Earthblood

The coyote howled a third time, answered by several more of a hunting pack. The mournful calls came from the southern perimeter of the base, close by the California state line.

“Got to be two hours to reach headquarters, what with the crips and the unconscious,” said Mac. “And I’m not that hopeful about what we might find when we get there.”

The fire from the Aquila was already dying down, the pall of smoke beginning to dissipate toward the south. Slowly the eight survivors from the crash began to make their way toward the distant huddle of buildings.

The sun was now well down, and the temperature was dropping quickly. The reasonably able took turns helping the more seriously injured.

They’d gone about half the distance when they came across the first of the bodies.

Chapter Ten

The desert winds had desiccated the corpse, leaving it as dried-up as an Egyptian mummy. The eyes would have been first to go, along with all of the soft tissues of the face. Scavengers, probably including the coyotes, had also gotten at it, ripping open the abdominal cavity.

The bare bones of the skull shone through the taut, torn remnants of the dark skin. Teeth glittered in the twilight’s last gleaming.

“Security guard,” said Jim Hilton as they stood around the body.

The body was clad in the ragged remains of an olive green uniform. There was a belt around his shrunken waist and an open holster on the right hip. The tatters of hair clinging to the smooth skull were bleached the colour of straw.

Name patch on the left breast, the stitches pulled loose so that it flapped in the light evening breeze, identified the man as K. DeForrest in faded red letters.

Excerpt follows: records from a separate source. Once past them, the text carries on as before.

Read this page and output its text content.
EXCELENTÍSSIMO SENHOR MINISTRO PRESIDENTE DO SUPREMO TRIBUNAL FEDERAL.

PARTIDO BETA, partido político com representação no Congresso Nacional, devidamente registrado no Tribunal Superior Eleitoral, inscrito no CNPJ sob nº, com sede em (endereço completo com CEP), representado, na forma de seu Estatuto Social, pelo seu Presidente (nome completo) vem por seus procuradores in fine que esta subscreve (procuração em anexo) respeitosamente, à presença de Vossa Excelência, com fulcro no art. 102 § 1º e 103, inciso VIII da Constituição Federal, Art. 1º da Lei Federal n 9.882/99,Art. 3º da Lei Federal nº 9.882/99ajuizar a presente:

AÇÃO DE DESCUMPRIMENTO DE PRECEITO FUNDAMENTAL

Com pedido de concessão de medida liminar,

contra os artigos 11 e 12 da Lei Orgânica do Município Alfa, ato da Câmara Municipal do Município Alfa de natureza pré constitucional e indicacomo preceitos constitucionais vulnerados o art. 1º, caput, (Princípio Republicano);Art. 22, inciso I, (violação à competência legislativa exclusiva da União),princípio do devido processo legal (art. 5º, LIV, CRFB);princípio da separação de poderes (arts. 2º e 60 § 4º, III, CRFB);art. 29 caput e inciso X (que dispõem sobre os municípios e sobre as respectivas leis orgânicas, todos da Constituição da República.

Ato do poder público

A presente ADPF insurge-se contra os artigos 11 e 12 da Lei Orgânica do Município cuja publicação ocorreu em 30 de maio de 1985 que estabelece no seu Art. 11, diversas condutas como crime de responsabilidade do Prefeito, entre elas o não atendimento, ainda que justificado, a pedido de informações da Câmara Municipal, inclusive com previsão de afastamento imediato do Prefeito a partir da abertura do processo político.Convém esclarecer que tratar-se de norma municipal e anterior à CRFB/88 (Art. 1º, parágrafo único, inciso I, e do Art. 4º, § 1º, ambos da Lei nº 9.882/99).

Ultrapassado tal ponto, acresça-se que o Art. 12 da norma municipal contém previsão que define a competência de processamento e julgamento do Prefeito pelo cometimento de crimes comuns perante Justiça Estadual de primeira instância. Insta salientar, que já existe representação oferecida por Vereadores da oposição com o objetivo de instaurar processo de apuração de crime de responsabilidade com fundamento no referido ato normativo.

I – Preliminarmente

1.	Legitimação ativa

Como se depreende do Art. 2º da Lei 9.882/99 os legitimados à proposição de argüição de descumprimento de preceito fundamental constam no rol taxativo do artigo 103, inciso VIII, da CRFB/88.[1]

“Anyone know him? Remember him?” McGill stooped and dipped his hand into the pockets of the uniform, but someone had been there before and they were all empty.

Nobody answered.

“How’d he die?” asked Jed Herne.

There was still enough light for Pete to point with his toe at the corpse’s chest. “Shot,” he said flatly. “Three times.”

The white of splintered bones showed through the jagged holes.

“Could it’ve been a rebellion? You know, like a kind of civil war?”

Carrie Princip’s halting question hung in the air unanswered.

“Might be something to do with this red grass. Everything around seems dead or dying.” Jed looked at the others. “And the forests gone to blood. Like the crazy said on the radio.”

“Let’s keep moving.” Jim led the way, away from the corpse and across the flattened, dusty land, toward Stevenson’s main buildings.

When they got closer to the center of the base, they came across five or six more corpses though it could have been four or even seven or eight.

This time the coyotes had done a better job gnawing the bodies and tearing them apart. The light was almost totally gone, apart from a deep maroon glow behind the western mountains, which made it extremely difficult to check the details of the dead.

“This is more recent.” Mac was stooping over one of the bodies. “Not so rotted. No uniform, just jeans, sweatshirt and working boots, badly worn. Rest look like they were shot, but this one’s had his throat slit from ear to ear.”

“Terrorists,” said Jeff Thomas, his voice muffled and distorted by his badly broken nose. Since leaving the scene of the crash landing, the journalist had hardly spoken to the others. He’d been unresponsive, reluctant to take his share in helping Kyle and Jed Herne along.

“Terrorists!” Mac laughed, making a snorting sound in the darkness. “What kind of shit is that?”

“Lefties or righties. Some kind of guerrilla gang attacked the base. Broke the fences, smashed up some planes, set fires… killed the guards.”

Pete Turner joined Henderson McGill in laughing at Jeff’s idea. “Not just your nose got pulped, brother, your brain, too? Terrorist gang attacking one of the most heavily armed and sec defended places on the whole bastard planet!”

“Think the government wouldn’t have sent along a few reinforcements, Jeff?” Mac shook his head wearily. “What went down here mostly went down months ago. Months.”

“HOLD IT A MINUTE.” Jim raised a hand, halting the stumbling procession. Several of the survivors immediately slumped, groaning, to the dirt, completely exhausted.